Interview with Adele Cutler: Remembering Leo Breiman
Salford Systems has maintained long-term relationships with data mining visionaries like Random Forests co-developer Dr. Adele Cutler. In a recent visit to San Diego, she spent time with Salford Systems' staff discussing plans for Random Forests future developments, offering an introductory session on Random Forests, and sharing some personal memories of her time working with Dr. Leo Breiman on Random Forests.
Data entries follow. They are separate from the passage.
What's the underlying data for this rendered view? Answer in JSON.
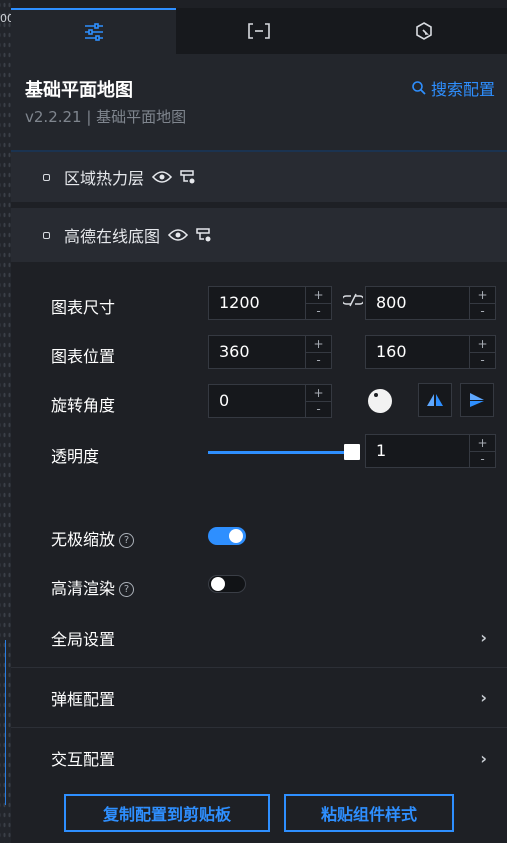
{
  "canvas_fragment": "00",
  "tabs": [
    {
      "name": "settings",
      "icon": "sliders-icon",
      "active": true
    },
    {
      "name": "data",
      "icon": "bracket-icon",
      "active": false
    },
    {
      "name": "interaction",
      "icon": "interaction-icon",
      "active": false
    }
  ],
  "header": {
    "title": "基础平面地图",
    "version": "v2.2.21 | 基础平面地图",
    "search_label": "搜索配置"
  },
  "layers": [
    {
      "label": "区域热力层"
    },
    {
      "label": "高德在线底图"
    }
  ],
  "settings": {
    "size": {
      "label": "图表尺寸",
      "width": "1200",
      "height": "800"
    },
    "position": {
      "label": "图表位置",
      "x": "360",
      "y": "160"
    },
    "rotation": {
      "label": "旋转角度",
      "angle": "0"
    },
    "opacity": {
      "label": "透明度",
      "value": "1",
      "level": 1
    },
    "infinite_zoom": {
      "label": "无极缩放",
      "help": "?",
      "enabled": true
    },
    "hd_render": {
      "label": "高清渲染",
      "help": "?",
      "enabled": false
    },
    "stepper": {
      "plus": "+",
      "minus": "-"
    }
  },
  "groups": [
    {
      "label": "全局设置",
      "chevron": "›"
    },
    {
      "label": "弹框配置",
      "chevron": "›"
    },
    {
      "label": "交互配置",
      "chevron": "›"
    }
  ],
  "footer": {
    "copy_label": "复制配置到剪贴板",
    "paste_label": "粘贴组件样式"
  },
  "colors": {
    "accent": "#2e8fff",
    "panel": "#1e2025",
    "layer_row": "#282b32"
  }
}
Dr. Cutler shared the chance origin or their collaboration on Random Forests in an interview with Salford Systems' marketing staff. Here is a brief portion of the interview:
Q: How did you come to work with Dr. Breiman?
A: Leo was my advisor at U.C. Berkeley. I did my Ph.D. at Berekely with Leo from 1983-88, but we didn't work on decision trees at all in that time. I knew basically what they were but I didn't understand them very well. Leo and I worked on optimization problems and archetype analysis when I was at Berkeley.
Q: When did you first become interested in decision trees?
A: After I left Berkeley I became a faculty member at Utah State University and worked on mixture models for a while. That was fun while it lasted, but I began to feel like the applications weren't really there. So I went to Leo one day and I said "Look Leo, I've come to the end of what I want to do with mixture models. Is there anything you can recommend as a direction for me to follow?"
He said, "Adele, you need to get into neural networks." He was enthusiastic about neural nets at that time. (in the mid 90s)
So I began attendeing conferences to learn more about neural nets, and it was very interesting to learn and listen to some of these very bright people. They weren't statisticians, there were only a couple of statisticians interested in that field at that time.
The Random Forests collaboration and my real start to working in [decision] trees came in a cab. It was a stretch limo actually! I was going to a conference and I had a habit of bumping into him (Leo) at the airport attending all of these conferences on neural nets. We were trying to hail a cab to the conference hotel and they didn't have a cab available so they gave us a stretch limo at the regular rate. He was telling me about some work he was doing, and it was the early Random Forests. And I started telling him about some of the experiments that I'd been doing that were using [decision] trees.
So we took my project at the time, Perfect Random Trees, and his project Random Forests and immediately stopped working on everything else and began collaborating on RF.
Q: How would you describe working with Leo? (audio clip below)
Random Forests is widely available now, and is documented as an excellent benchmark tool for data scientists and analysts. Much of the insight provided by RandomForests is generated by methods applied after the trees are grown and include new technology for identifying clusters or segments in data as well as new methods for ranking the importance of variables. The method was developed by Leo Breiman and Adele Cutler of the University of California, Berkeley, and is licensed exclusively to Salford Systems. Ongoing research is being undertaken by Salford Systems in collaboration with Professor Adele Cutler, the surviving co-author of RandomForests. RandomForests is a collection of many CART trees that are not influenced by each other when constructed. The sum of the predictions made from decision trees determines the overall prediction of the forest. the algorithms is best suited for the analysis of complex data structures embedded in small to moderate data sets containing less than 10,000 rows but potentially millions of columns.